By Mark Van Scyoc / Shutterstock.com

Labor Agreement Forced on Education Dept. Employees Curtails Official Time, Cuts Employee Protections

AFGE has filed an unfair labor practices charge against the agency over a collective bargaining agreement that the union never approved.

Officials with the largest union representing federal employees have filed an unfair labor practices charge against the Education Department, after the agency unilaterally implemented a new collective bargaining agreement without approval from the labor group.

According to a charge filed with the Federal Labor Relations Authority by the American Federation of Government Employees, agency and union leaders were in the midst of ground rules negotiations on a new labor-management agreement, only to be informed that the agency would draft a collective bargaining agreement on its own. That document was released last week and took effect Monday without approval from union members.

“From the council’s perspective, they felt everything had been going fine at the negotiating table,” said AFGE spokeswoman Ashley De Smeth. “They felt blindsided, definitely.”

In a statement, Education Department spokeswoman Liz Hill blamed the situation on labor representatives.

“The union spent more than a year dragging its feet on ground rules negotiations without reaching any agreement, and then failed to respond in a timely manner to negotiate over the contract proposed by the department,” she wrote. “This contract complies with all statutory requirements and maintains union members’ rights under the Civil Service Protections Act and the Federal Labor Relations Act.”

AFGE assistant general counsel Ward Morrow said the labeling of the new labor roadmap as a "collective bargaining agreement" is farcical.

“The agency is claiming now that this is the CBA, but there’s nothing collective about it, it wasn’t bargained, and there hasn’t been an agreement,” he said. “This is the agency’s edict on how they’re going to treat labor relations.”

The new document removes dozens of provisions that existed in the agency’s 2013 agreement, including telework; child and elder care; guidelines for promotions, step increases and bonuses; and protections for employees with disabilities. The results have been “chaos,” AFGE representatives said.
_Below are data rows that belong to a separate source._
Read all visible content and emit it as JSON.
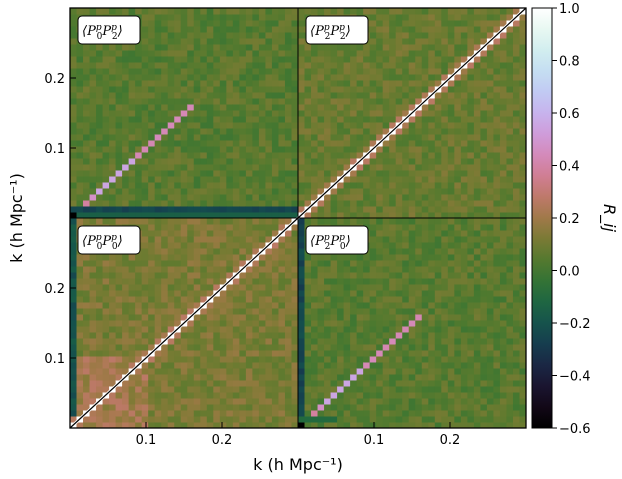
{
  "chart_data": {
    "type": "heatmap",
    "description_values_in_units": "correlation coefficient R_ij",
    "xlabel": "k (h Mpc⁻¹)",
    "ylabel": "k (h Mpc⁻¹)",
    "colorbar_label": "R_ij",
    "colorbar": {
      "range": [
        -0.6,
        1.0
      ],
      "ticks": [
        -0.6,
        -0.4,
        -0.2,
        0.0,
        0.2,
        0.4,
        0.6,
        0.8,
        1.0
      ],
      "tick_labels": [
        "−0.6",
        "−0.4",
        "−0.2",
        "0.0",
        "0.2",
        "0.4",
        "0.6",
        "0.8",
        "1.0"
      ],
      "colormap": "cubehelix"
    },
    "k_range": [
      0.0,
      0.3
    ],
    "bins_per_block": 35,
    "x_ticks": [
      0.1,
      0.2
    ],
    "x_tick_labels": [
      "0.1",
      "0.2"
    ],
    "y_ticks": [
      0.1,
      0.2
    ],
    "y_tick_labels": [
      "0.1",
      "0.2"
    ],
    "grid": false,
    "panels": [
      {
        "id": "P0P2",
        "position": "top-left",
        "label_sub": [
          "0",
          "2"
        ],
        "diagonal": 0.55,
        "background": 0.05,
        "edge_row_value": -0.25,
        "edge_col_value": null
      },
      {
        "id": "P2P2",
        "position": "top-right",
        "label_sub": [
          "2",
          "2"
        ],
        "diagonal": 1.0,
        "background": 0.08,
        "edge_row_value": null,
        "edge_col_value": null
      },
      {
        "id": "P0P0",
        "position": "bottom-left",
        "label_sub": [
          "0",
          "0"
        ],
        "diagonal": 1.0,
        "background": 0.12,
        "edge_row_value": null,
        "edge_col_value": -0.2
      },
      {
        "id": "P2P0",
        "position": "bottom-right",
        "label_sub": [
          "2",
          "0"
        ],
        "diagonal": 0.55,
        "background": 0.05,
        "edge_row_value": null,
        "edge_col_value": -0.25
      }
    ]
  }
}
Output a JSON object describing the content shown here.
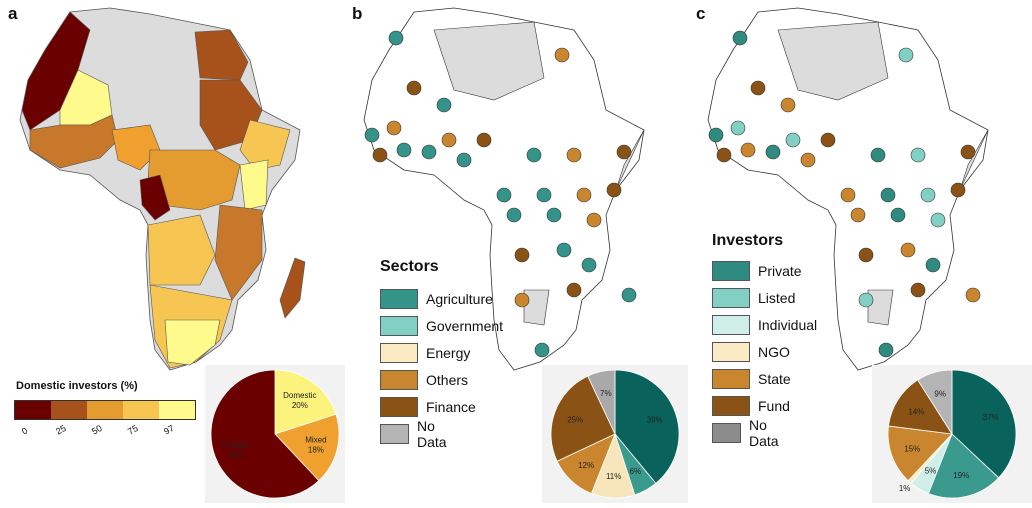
{
  "panel_a": {
    "label": "a",
    "legend_title": "Domestic investors (%)",
    "scale_colors": [
      "#6b0000",
      "#a8521b",
      "#e49b2f",
      "#f7c652",
      "#fefa8c"
    ],
    "scale_ticks": [
      "0",
      "25",
      "50",
      "75",
      "97"
    ],
    "pie": [
      {
        "label": "Foreign",
        "value": "62%",
        "pct": 62,
        "color": "#6b0000"
      },
      {
        "label": "Domestic",
        "value": "20%",
        "pct": 20,
        "color": "#fbf37c"
      },
      {
        "label": "Mixed",
        "value": "18%",
        "pct": 18,
        "color": "#f0a02e"
      }
    ]
  },
  "panel_b": {
    "label": "b",
    "legend_title": "Sectors",
    "legend": [
      {
        "label": "Agriculture",
        "color": "#35948a"
      },
      {
        "label": "Government",
        "color": "#82d0c3"
      },
      {
        "label": "Energy",
        "color": "#faebc5"
      },
      {
        "label": "Others",
        "color": "#c9862f"
      },
      {
        "label": "Finance",
        "color": "#8a5315"
      },
      {
        "label": "No Data",
        "color": "#b4b4b4"
      }
    ],
    "pie": [
      {
        "value": "39%",
        "pct": 39,
        "color": "#0a625c"
      },
      {
        "value": "6%",
        "pct": 6,
        "color": "#3a9a8e"
      },
      {
        "value": "11%",
        "pct": 11,
        "color": "#f7e6bb"
      },
      {
        "value": "12%",
        "pct": 12,
        "color": "#c9862f"
      },
      {
        "value": "25%",
        "pct": 25,
        "color": "#8a5315"
      },
      {
        "value": "7%",
        "pct": 7,
        "color": "#a9a9a9"
      }
    ]
  },
  "panel_c": {
    "label": "c",
    "legend_title": "Investors",
    "legend": [
      {
        "label": "Private",
        "color": "#2f8a80"
      },
      {
        "label": "Listed",
        "color": "#82d0c3"
      },
      {
        "label": "Individual",
        "color": "#cfeee8"
      },
      {
        "label": "NGO",
        "color": "#faebc5"
      },
      {
        "label": "State",
        "color": "#c9862f"
      },
      {
        "label": "Fund",
        "color": "#8a5315"
      },
      {
        "label": "No Data",
        "color": "#8c8c8c"
      }
    ],
    "pie": [
      {
        "value": "37%",
        "pct": 37,
        "color": "#0a625c"
      },
      {
        "value": "19%",
        "pct": 19,
        "color": "#3a9a8e"
      },
      {
        "value": "5%",
        "pct": 5,
        "color": "#cfeee8"
      },
      {
        "value": "1%",
        "pct": 1,
        "color": "#faebc5"
      },
      {
        "value": "15%",
        "pct": 15,
        "color": "#c9862f"
      },
      {
        "value": "14%",
        "pct": 14,
        "color": "#8a5315"
      },
      {
        "value": "9%",
        "pct": 9,
        "color": "#b4b4b4"
      }
    ]
  }
}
“As far as we’ve been notified, there are only eight pillars remaining of what used to be a 44-pillar CBA, and those eight things are the only things that exist now,” De Smeth said. “We had several employees who were on 100 percent telework agreements. Now that there’s no telework provision [in the contract], they’ve had to scramble to get to the facility they report to, and they don’t even live in the same town.”

The new bargaining agreement also significantly curtails the ability of union representatives to use official time, a practice where unions are paid to address workplace issues. The document forces them to use unpaid leave for such duties. It reduces the number of stewards authorized to use official or representational time from 75 under the previous agreement to 10, and it requires employees to request permission from their supervisor before using unpaid leave for union representational work.

“Official time is something that’s been designated [throughout government],” Morrow said. “If you make it leave without pay, you’re requiring people by law to represent people whether or not they pay dues, and now you’re making them do it for free. We don’t—in the federal sector, the public sector or the private sector—no entity requires people by federal law to represent people [on labor issues] and to do it for free. They’re trying to create something here that doesn’t exist.”

The document also ends the practice of the department providing office space to the union at both headquarters and 10 regional units.

“The council and the locals have a few federal retirees, people who were 20-plus year workers at the department, but because the contract takes away union office space and all union equipment, the agency will be cutting them off from coming into the building,” Morrow said. “They’re volunteers, but they’ll get locked out of the building starting after tomorrow.”

Morrow said the union is seeking a so-called “status quo” remedy, which would force the Education Department to abide by the 2013 CBA until good-faith negotiations with the union are completed to iron out a new agreement.